El desconcertante “zar Medvédev”
Dimitri Medvédev asumió esta semana la presidencia de la Federación Rusa en un acto solemne que recordaba, extrañamente, la suntuosidad de una entronización imperial. Estiman los politólogos que la ceremonia celebrada en el Kremlin fue una mezcla de reafirmación del poderío de los zares y de espectáculo mediático cuidadosamente preparado, cuyas secuencias debían causar un importante efecto psicológico más allá de los confines de la “madre Rusia”.

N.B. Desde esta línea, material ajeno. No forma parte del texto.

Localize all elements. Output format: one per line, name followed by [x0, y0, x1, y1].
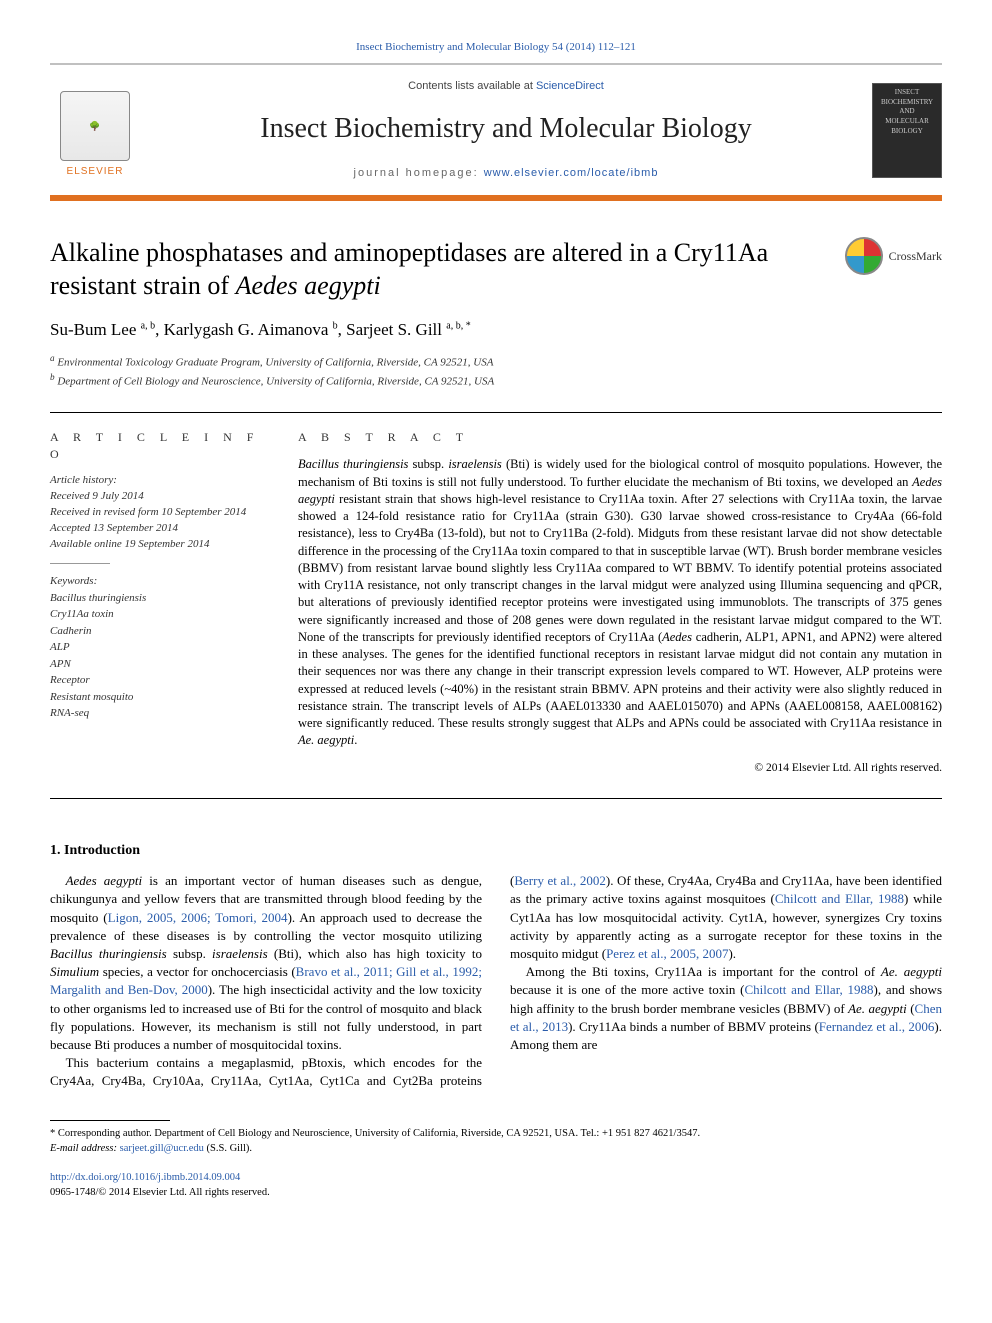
keyword-item: Cry11Aa toxin: [50, 606, 270, 623]
keywords-list: Bacillus thuringiensisCry11Aa toxinCadhe…: [50, 590, 270, 722]
intro-paragraph: Among the Bti toxins, Cry11Aa is importa…: [510, 963, 942, 1054]
author-1: Su-Bum Lee: [50, 320, 141, 339]
citation-link[interactable]: Ligon, 2005, 2006; Tomori, 2004: [108, 910, 288, 925]
history-revised: Received in revised form 10 September 20…: [50, 505, 270, 521]
intro-body: Aedes aegypti is an important vector of …: [50, 872, 942, 1090]
homepage-label: journal homepage:: [354, 167, 484, 179]
abstract-heading: A B S T R A C T: [298, 429, 942, 446]
author-1-sup: a, b: [141, 321, 155, 332]
history-online: Available online 19 September 2014: [50, 537, 270, 553]
issn-line: 0965-1748/© 2014 Elsevier Ltd. All right…: [50, 1186, 942, 1201]
footnote-rule: [50, 1120, 170, 1121]
keyword-item: Cadherin: [50, 623, 270, 640]
corr-text: * Corresponding author. Department of Ce…: [50, 1127, 942, 1142]
citation-link[interactable]: Perez et al., 2005, 2007: [606, 946, 728, 961]
journal-name: Insect Biochemistry and Molecular Biolog…: [140, 109, 872, 148]
crossmark-icon: [845, 237, 883, 275]
publisher-logo: 🌳 ELSEVIER: [50, 75, 140, 185]
crossmark-label: CrossMark: [889, 248, 942, 265]
history-label: Article history:: [50, 473, 270, 489]
keyword-item: Receptor: [50, 672, 270, 689]
keyword-item: RNA-seq: [50, 705, 270, 722]
affiliation-b: b Department of Cell Biology and Neurosc…: [50, 371, 942, 390]
crossmark-badge[interactable]: CrossMark: [845, 237, 942, 275]
history-received: Received 9 July 2014: [50, 489, 270, 505]
divider-2: [50, 798, 942, 799]
intro-paragraph: Aedes aegypti is an important vector of …: [50, 872, 482, 1054]
author-3: , Sarjeet S. Gill: [338, 320, 447, 339]
article-title: Alkaline phosphatases and aminopeptidase…: [50, 237, 825, 302]
citation-link[interactable]: Bravo et al., 2011; Gill et al., 1992; M…: [50, 964, 482, 997]
email-link[interactable]: sarjeet.gill@ucr.edu: [120, 1143, 204, 1154]
keyword-item: Bacillus thuringiensis: [50, 590, 270, 607]
journal-cover-thumb: INSECT BIOCHEMISTRY AND MOLECULAR BIOLOG…: [872, 83, 942, 178]
title-text: Alkaline phosphatases and aminopeptidase…: [50, 238, 768, 300]
homepage-url[interactable]: www.elsevier.com/locate/ibmb: [484, 167, 659, 179]
affiliations: a Environmental Toxicology Graduate Prog…: [50, 352, 942, 390]
contents-line: Contents lists available at ScienceDirec…: [140, 79, 872, 94]
email-label: E-mail address:: [50, 1143, 120, 1154]
divider: [50, 412, 942, 413]
history-accepted: Accepted 13 September 2014: [50, 521, 270, 537]
citation-link[interactable]: Chilcott and Ellar, 1988: [745, 982, 874, 997]
publisher-name: ELSEVIER: [67, 165, 124, 179]
authors: Su-Bum Lee a, b, Karlygash G. Aimanova b…: [50, 318, 942, 342]
citation-link[interactable]: Berry et al., 2002: [514, 873, 606, 888]
corresponding-author-note: * Corresponding author. Department of Ce…: [50, 1127, 942, 1156]
sciencedirect-link[interactable]: ScienceDirect: [536, 80, 604, 92]
citation-link[interactable]: Chilcott and Ellar, 1988: [775, 891, 904, 906]
masthead: 🌳 ELSEVIER Contents lists available at S…: [50, 65, 942, 201]
email-suffix: (S.S. Gill).: [204, 1143, 252, 1154]
keyword-item: ALP: [50, 639, 270, 656]
doi-link[interactable]: http://dx.doi.org/10.1016/j.ibmb.2014.09…: [50, 1171, 942, 1186]
abstract-copyright: © 2014 Elsevier Ltd. All rights reserved…: [298, 760, 942, 776]
elsevier-tree-icon: 🌳: [60, 91, 130, 161]
contents-prefix: Contents lists available at: [408, 80, 536, 92]
author-3-sup: a, b, *: [446, 321, 470, 332]
abstract-text: Bacillus thuringiensis subsp. israelensi…: [298, 456, 942, 749]
keywords-label: Keywords:: [50, 574, 270, 590]
title-species: Aedes aegypti: [236, 271, 381, 300]
journal-homepage: journal homepage: www.elsevier.com/locat…: [140, 166, 872, 181]
affiliation-a: a Environmental Toxicology Graduate Prog…: [50, 352, 942, 371]
article-history: Article history: Received 9 July 2014 Re…: [50, 473, 270, 722]
keyword-item: APN: [50, 656, 270, 673]
article-info-heading: A R T I C L E I N F O: [50, 429, 270, 463]
intro-heading: 1. Introduction: [50, 841, 942, 861]
author-2: , Karlygash G. Aimanova: [155, 320, 333, 339]
keyword-item: Resistant mosquito: [50, 689, 270, 706]
citation-line: Insect Biochemistry and Molecular Biolog…: [50, 40, 942, 55]
citation-link[interactable]: Fernandez et al., 2006: [819, 1019, 935, 1034]
doi-block: http://dx.doi.org/10.1016/j.ibmb.2014.09…: [50, 1171, 942, 1200]
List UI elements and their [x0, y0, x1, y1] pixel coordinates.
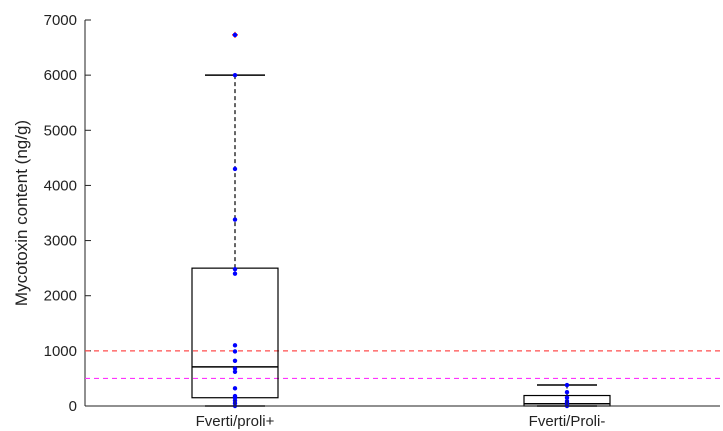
data-point	[564, 395, 570, 400]
data-point	[564, 382, 570, 388]
data-point	[232, 72, 238, 78]
x-tick-label: Fverti/proli+	[196, 413, 275, 430]
y-tick-label: 4000	[44, 177, 77, 194]
data-point	[232, 217, 238, 222]
data-point	[232, 358, 238, 363]
y-axis: 0 1000 2000 3000 4000 5000 6000 7000	[44, 12, 91, 415]
y-tick-label: 0	[69, 398, 77, 415]
data-point	[564, 390, 570, 395]
outlier-point	[232, 32, 238, 38]
y-tick-label: 3000	[44, 233, 77, 250]
data-point	[232, 349, 238, 354]
data-point	[232, 369, 238, 375]
y-tick-label: 7000	[44, 12, 77, 29]
y-axis-label: Mycotoxin content (ng/g)	[12, 120, 31, 306]
data-point	[232, 343, 238, 348]
data-point	[232, 271, 238, 276]
y-tick-label: 6000	[44, 67, 77, 84]
y-tick-label: 2000	[44, 288, 77, 305]
box-plots	[191, 31, 611, 409]
y-tick-label: 5000	[44, 122, 77, 139]
x-axis: Fverti/proli+ Fverti/Proli-	[85, 400, 720, 430]
reference-lines	[85, 350, 720, 380]
data-point	[232, 393, 238, 399]
box-group	[191, 31, 279, 409]
data-point	[232, 366, 238, 371]
x-tick-label: Fverti/Proli-	[529, 413, 606, 430]
data-point	[232, 386, 238, 391]
data-point	[232, 267, 238, 272]
data-point	[232, 166, 238, 172]
y-tick-label: 1000	[44, 343, 77, 360]
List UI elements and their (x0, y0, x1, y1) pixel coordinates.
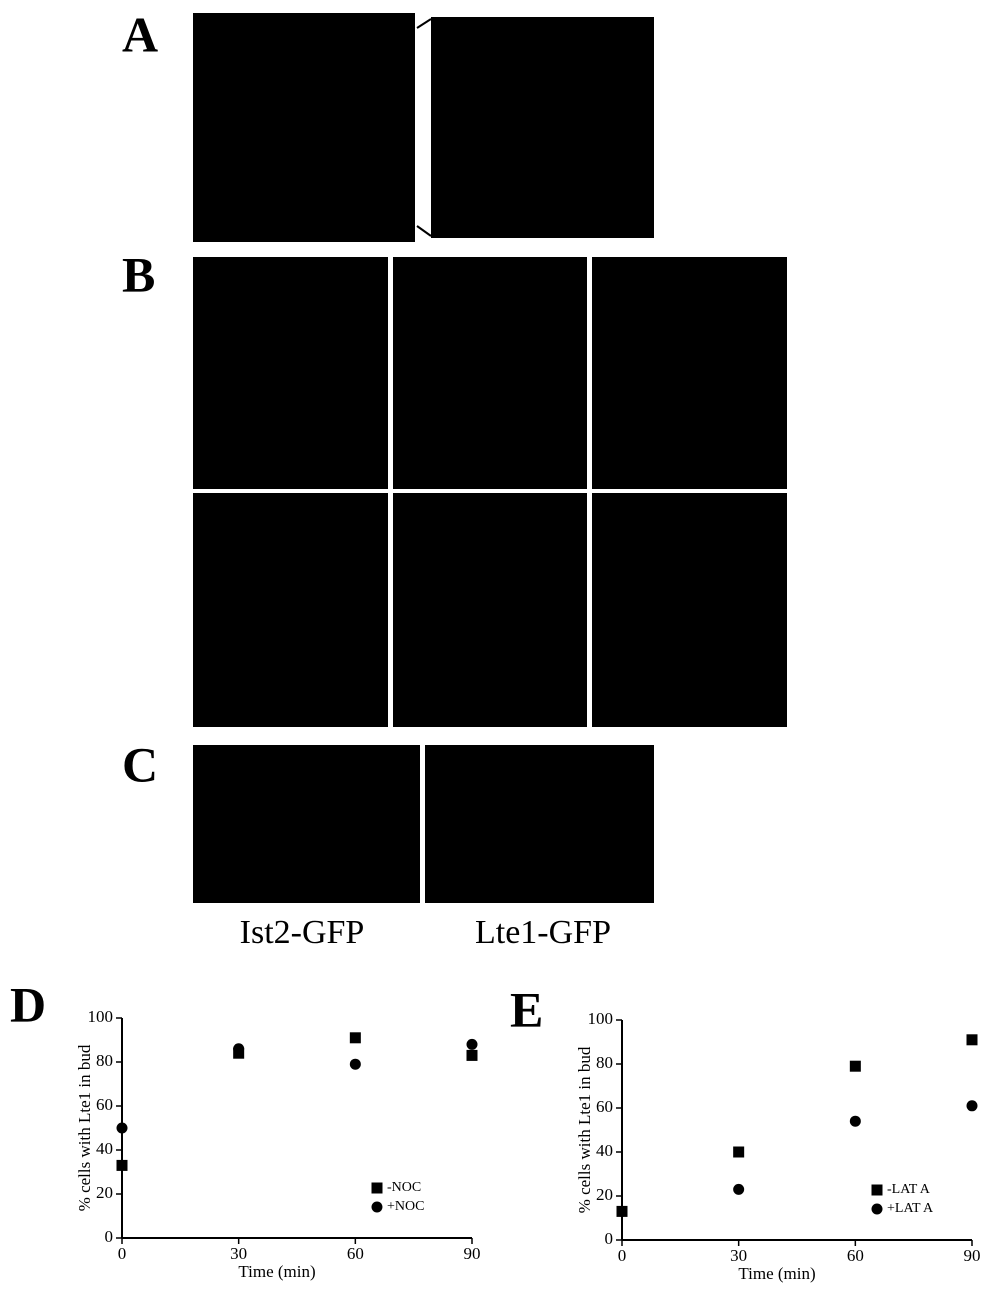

Para la mayoría de los observadores occidentales, el nuevo Presidente ruso no deja de ser un mero símbolo del continuismo de la política llevada a cabo por Vladimir Putin, amigo y valedor de Medvédev. Incluso hay quien opina que el relevo del antiguo agente de la KGB reconvertido a estadista es un simple espejismo, que los destinos de Rusia seguirán dependiendo de la estrategia establecida por el minúsculo grupo de ex agentes de los servicios de inteligencia que se habían adueñado del poder durante la era del titubeante Borís Yeltsin. Nada menos cierto, puesto que ya en los últimos años de la desaparecida URSS los exponentes de este poder oculto controlaban la vida pública del gigante con pies de barro. Algunos Secretarios Generales del Partido Comunista de la Unión Soviética (PCUS) procedían del aparato represivo o se apoyaban en sus estructuras para perpetuarse en el poder. En este contexto, conviene señalar que Vladimir Putin no representa la excepción que confirma la regla. Por el contrario, es el digno representante de una nueva clase política que emerge del caos producido por el derrumbamiento del imperio soviético. Una clase integrada por los supervivientes de los servicios secretos, que se colocaron en los múltiples “agujeros negros” de la política y la economía, invadiendo el terreno de los antiguos “aparatchik” del régimen comunista.
Sin embargo, Dimitri Medvédev no pertenece a este núcleo de poder. Curiosamente, este economista que llegó a dirigir la “Gazprom”, la empresa energética más grande del país, tiene antecedentes de otra índole. Medvédev no colaboró con los servicios secretos. Más aún, se enorgullece de no haber hecho siquiera el servicio militar, de no haber engrosado las filas de un ejército que, tras la humillante derrota sufrida en Afganistán, se limitó a reprimir los focos de inestabilidad interna, provocados por nacionalismos de todo signo: Nagorny Karabaj, Abjasia, Chechenia…
Medvédev es, o la menos pretende ser, el recién llegado que promete modificar los parámetros actuales de la sociedad rusa. Sus primeras promesas –mayor respeto de los derechos humanos, modernización de la estructura industrial del país, aumento del nivel de vida de la población, ampliación de la hasta ahora exigua clase media, cambios en la política exterior- llamaron la atención de los “kremlinólogos”, empeñados en averiguar si detrás de las buenas palabras del Presidente no se ocultan las habituales trampas.
En efecto, el sistema de gobierno ideado por los nuevos dueños del país deja muy poco margen de maniobra a los extraños. Cabe suponer que Putin, que asume el cargo de Primer Ministro, tratará de controlar los ministerios clave, limitando las prerrogativas del nuevo Presidente.
Por otra parte, el establishment moscovita es consciente de la necesidad de lanzar una “operación sonrisa” destinada a tranquilizar a los políticos occidentales, preocupados por los cada vez más frecuentes “arrebatos hegemónicos” de Vladimir Putin.
De hecho, Rusia no deja de ser una gran incógnita. Esta gran potencia parece poco propensa a renunciar a su papel a escala planetaria. Quienes se frotaron las manos tras la desaparición del mundo bipolar, empiezan a comprender que habrá que contar con el Kremlin a la hora de diseñar nuevas estrategias mundiales. Dimitri Medvédev se halla, pues, ante un doble desafío: por un lado, tratar de modernizar Rusia y, por el otro, imponerse en el hasta ahora no siempre armónico concierto de las grandes potencias.